Bardot foi jurada do concurso de fantasias do Copacabana Palace em 1964. Sua estadia em Búzios acabou por colocar a praia fluminense no roteiro mundial do turismo, transformando-a no lugar sofisticado de hoje.
A intensa admiração pela atriz chegou ao Brasil, mesmo antes de sua vinda ao nosso país.
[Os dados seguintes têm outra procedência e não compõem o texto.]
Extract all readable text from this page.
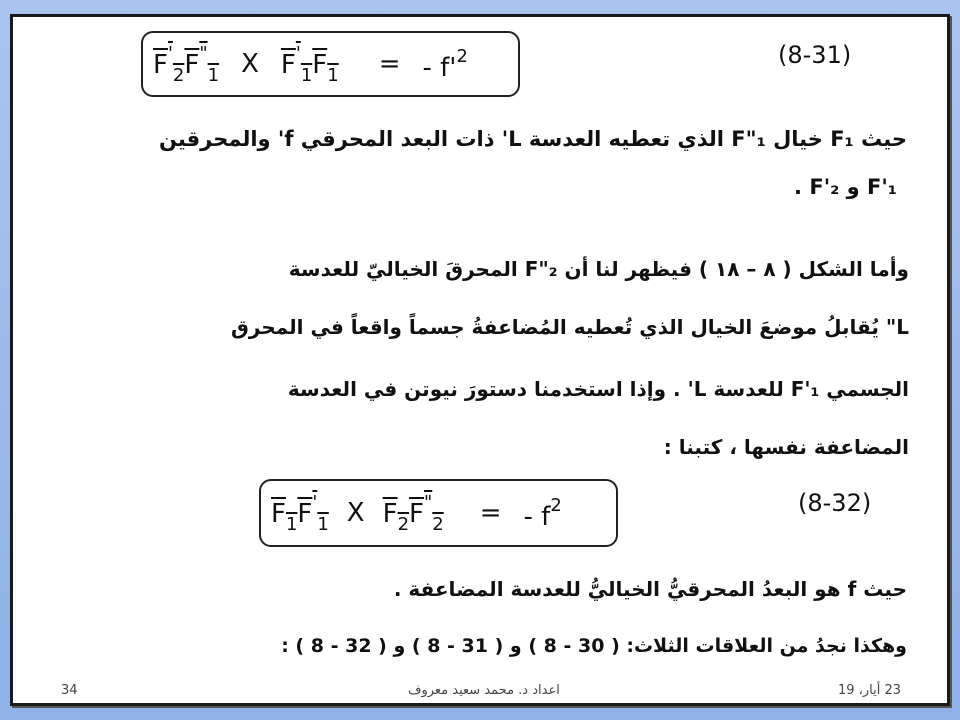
$F'_2F^"_1$ X $F'_1F_1$ = - $f'^2$	(8-31)
حيث F₁ خيال F"₁ الذي تعطيه العدسة L' ذات البعد المحرقي f' والمحرقين
F'₁ و F'₂ .
وأما الشكل ( ٨ – ١٨ ) فيظهر لنا أن F"₂ المحرقَ الخياليّ للعدسة
L" يُقابلُ موضعَ الخيال الذي تُعطيه المُضاعفةُ جسماً واقعاً في المحرق
الجسمي F'₁ للعدسة L' . وإذا استخدمنا دستورَ نيوتن في العدسة
المضاعفة نفسها ، كتبنا :
$F_1F'_1$ X $F_2F^"_2$ = - $f^2$	(8-32)
حيث f هو البعدُ المحرقيُّ الخياليُّ للعدسة المضاعفة .
وهكذا نجدُ من العلاقات الثلاث: ( 30 - 8 ) و ( 31 - 8 ) و ( 32 - 8 ) :
34	اعداد د. محمد سعيد معروف	23 أيار، 19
Tanto assim que foi cantada na bem humorada marchinha do carnaval de 1960, o Samba de Brigitte, de Jorge Veiga que, em um determinado trecho, diz “BB, BB, BB/ Por que é que todo mundo/Olha tanto pra você?/ Será pelo pé?/Não é/ Será o nariz?/ Não é/ Será o tornozelo?/Não é/ Será o cotovelo?/ Não é”, e por aí vai.
Bardot desistiu da carreira cinematográfica aos 39 anos, em 1973.
No início dos anos 1980 decidiu se dedicar à proteção dos animais e passou o resto da vida lutando contra o que denominava de resquícios de uma prática feudal e cruel, segundo entrevista concedida aos 90 anos, e a qual só a Irlanda e a França seguiam permitindo.
Declaradamente Gaulista na juventude, foi tomando a direção direitista, uma postura que manchou sua carreira ao descambar para o racismo, principalmente anti-islâmico dizendo, em livro, que “com seus costumes bárbaros estavam destruindo a cultura francesa”. Foi cinco vezes condenada por racismo, tendo que pagar multas a entidades que lutam contra o racismo e a processaram.